The Cloud Adoption Maturity Curve

Here is a shot at a typical maturity curve of an organization, showing the stages of cloud adoption. The first stage, “legacy” is where many companies sit on the maturity curve, which is neither innovating nor creating new opportunity. The second is where the business starts going around IT, the third is where the cloud is “business ready”, fourth is where the business is building modern apps / DevOps, and fifth is the integration of tech into the business fully.

Expectations for Migrated Workloads

The expectations I have for migrated workloads is not just “move to another computer”. It is to move the workload as far up the maturity curve as possible. We know that legacy workloads, such as Windows-DomainJoined-VMs will only move so far up the curve. BUT… they can move a LOT further than where they are now. I expect a commoditized cloud datacenter environment which includes the adoption of modern traits, not just the same VM experience I operated in the on-premise environment. For instance, in the security space, I expect all VMs migrated to have micro-segmented implemented. This is a core reason for migrating to the cloud and you do not want to miss the opportunity to do it. In the graphic below you can see many of the other desired states that a legacy VM should have once migrated. If companies only did this they would significantly mitigate the major security and platform failures many on-premise datacenters experience.

Supporting Modern Workloads

To be frank, your on-premise “private cloud”, unless you are running some level of stretch-edge environment, is not prepared to support modern workloads. The lack of support for cloud workloads by IT is the primary reason I see time and time again that the business simply goes around IT and builds their own un-governed cloud environment. Don’t think for a minute they won’t, or aren’t doing it. They are not interested in waiting for you to get your stuff together. They will do what is right for the business and adopt cloud technology where necessary to make it happen. Your “private cloud” is not positioned to support modern container, serverless, app service, or data workloads. This is the point of the top of the maturity curve. The business yearns to drive economic change through new revenue or operational savings and the cloud facilitates that transformation.

BUT! You say… “my cloud can do containers!”. Trust me… they don’t want to do that in your private cloud. They want the flexibility, access, and ownership that the public cloud, or edge-enabled clouds provide. Your job is to enable the transformation below the line, then press the transformation above the line, like in the graphic below.

Get with the program, or get out of the way.

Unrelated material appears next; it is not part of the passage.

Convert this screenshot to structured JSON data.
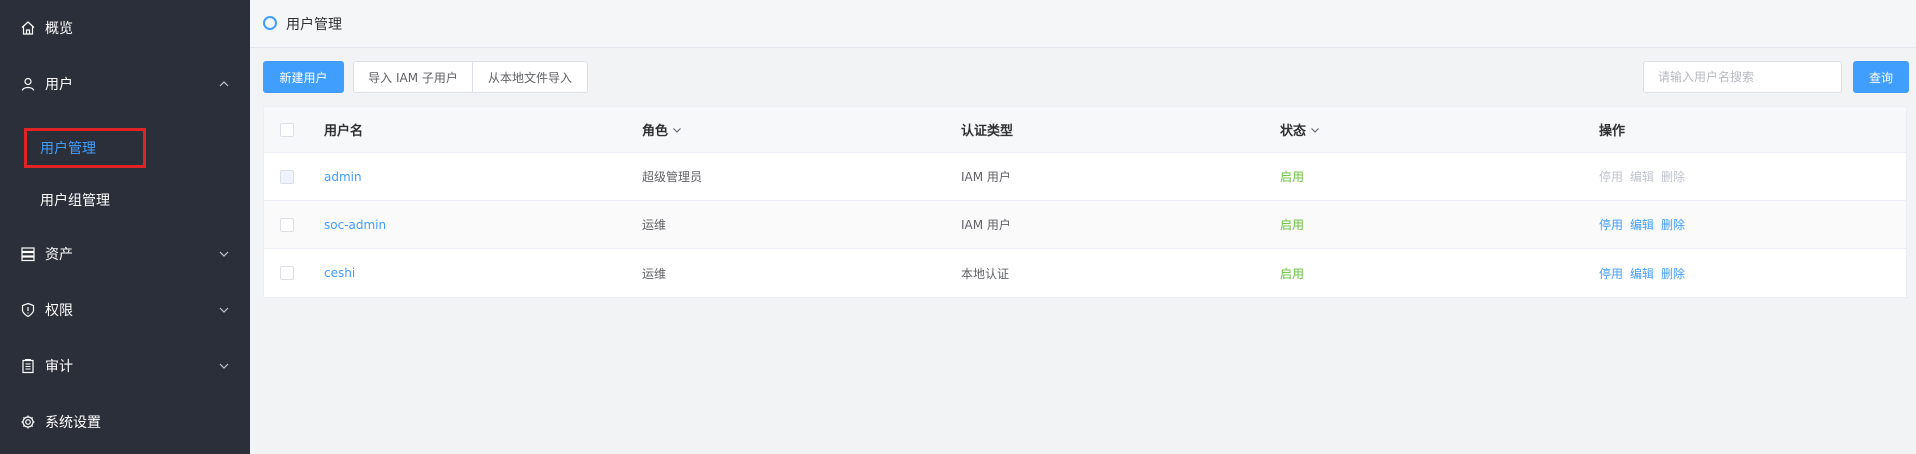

The best thing for your business, your customers, and YOU is to move to the cloud and leverage the rich capabilities both public and edge that facilitate transformation. BE the Change Agent that is pressing the transformation in your business, not holding it back. I earnestly want to see every person understand the value of the cloud and use it to advance their own career, as well as the outcomes of their business. Do not be the blocker that prevents the business from achieving its best outcomes.